Dental Implants

Procedure

When it comes to replacing one or more teeth in your mouth, a dental implant is often the treatment of choice and is also one of the most conservative treatments for tooth replacement. Implants are biocompatible posts that replace the roots of your missing teeth. They are physically and biologically designed to attach to your jaw bone and become the foundation for a natural looking restoration.

Before the introduction of dental implants, dentures were the only method for replacing missing teeth. However with today’s advanced technology, implants provide us with a more viable option. Dental implants are an excellent choice, as they are able to mimic the look and feel of natural teeth. They are synthetic structures, typically made of titanium, and are placed in the area once occupied by the tooth and root. Implants are anchored to the jawbone or metal framework of the bone and act as a foundation for an artificial tooth or permanent bridge. In some cases, implants are also used to attach dentures.

Implants are usually necessary after an injury or accident- when damage to the mouth and teeth is experienced. In some cases, they are necessary for certain types of cosmetic procedures as well. Not everyone is a suitable candidate for receiving dental implants. For an implant to be successful, one must have proper bone density and a strong immune system. However, in general, good candidates who receive dental implants can expect high success rates with the procedure.

Receiving implants generally requires several visits. During the first visit, an anchor is placed into the jawbone. The site is then allowed to heal for several weeks or months. This gives the tissue time to grow around the anchor in an effort to more firmly hold the denture structure in place. During a follow-up visit, an artificial, natural-looking tooth is then fitted over the implanted anchor.

Currently, there are several types of implants available, including full upper, full lower, anterior, posterior, and single-tooth. Full upper replacements involve the upper set of teeth being replaced with implants. Full lower replacements involve the lower set of teeth being replaced with implants.
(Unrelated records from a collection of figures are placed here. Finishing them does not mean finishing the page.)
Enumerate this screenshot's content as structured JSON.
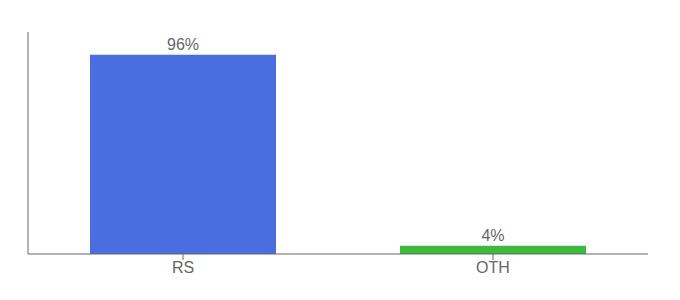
{
  "chart_data": {
    "type": "bar",
    "categories": [
      "RS",
      "OTH"
    ],
    "values": [
      96,
      4
    ],
    "value_labels": [
      "96%",
      "4%"
    ],
    "colors": [
      "#4a6ee0",
      "#3dba3d"
    ],
    "ylim": [
      0,
      107
    ],
    "data_labels": true,
    "tick_labels": "x",
    "grid": false
  }
}
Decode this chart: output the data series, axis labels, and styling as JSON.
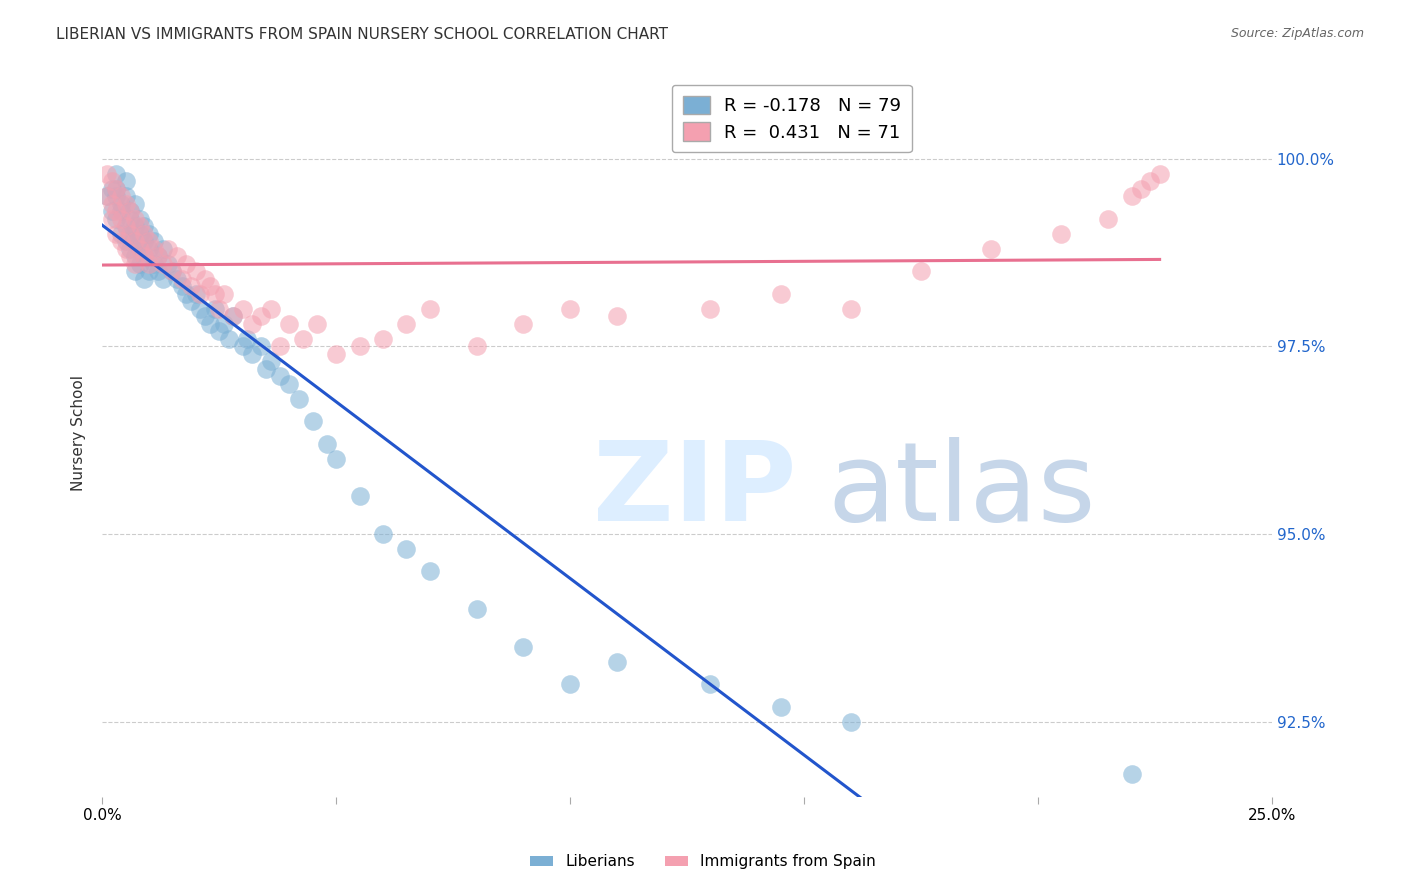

Full lower replacements usually only require four to six implants (near the front), which are used to anchor the denture. This eliminates the need for denture adhesive. Anterior replacements involve using implants to replace the front teeth (also known as incisors and cupids). Posterior replacements involve using implants to replace the back teeth (also known as the bicuspids and molars). Single tooth replacements involve using an implant to replace a single tooth.

The procedure steps for all types of dental implants generally go as follows:

  • Missing tooth roots are replaced with implants, which are then covered by the gum line.
  • A healing period of up to six months allows the implants to take.
  • The implants are uncovered and extensions are attached.
  • Replacement teeth are affixed to the implants and extensions.

Dental implant recovery depends on various factors, including the amount of work done and the type of procedure used during treatment. After the initial surgical procedure, discomfort should be minimal. Swelling of the gums and face sometimes occurs, as well as minor bleeding and bruising at the implant site. It is generally advised that once an implant is in place, diligent oral hygiene be maintained in order for proper fusing of the implant and bone structure to take effect.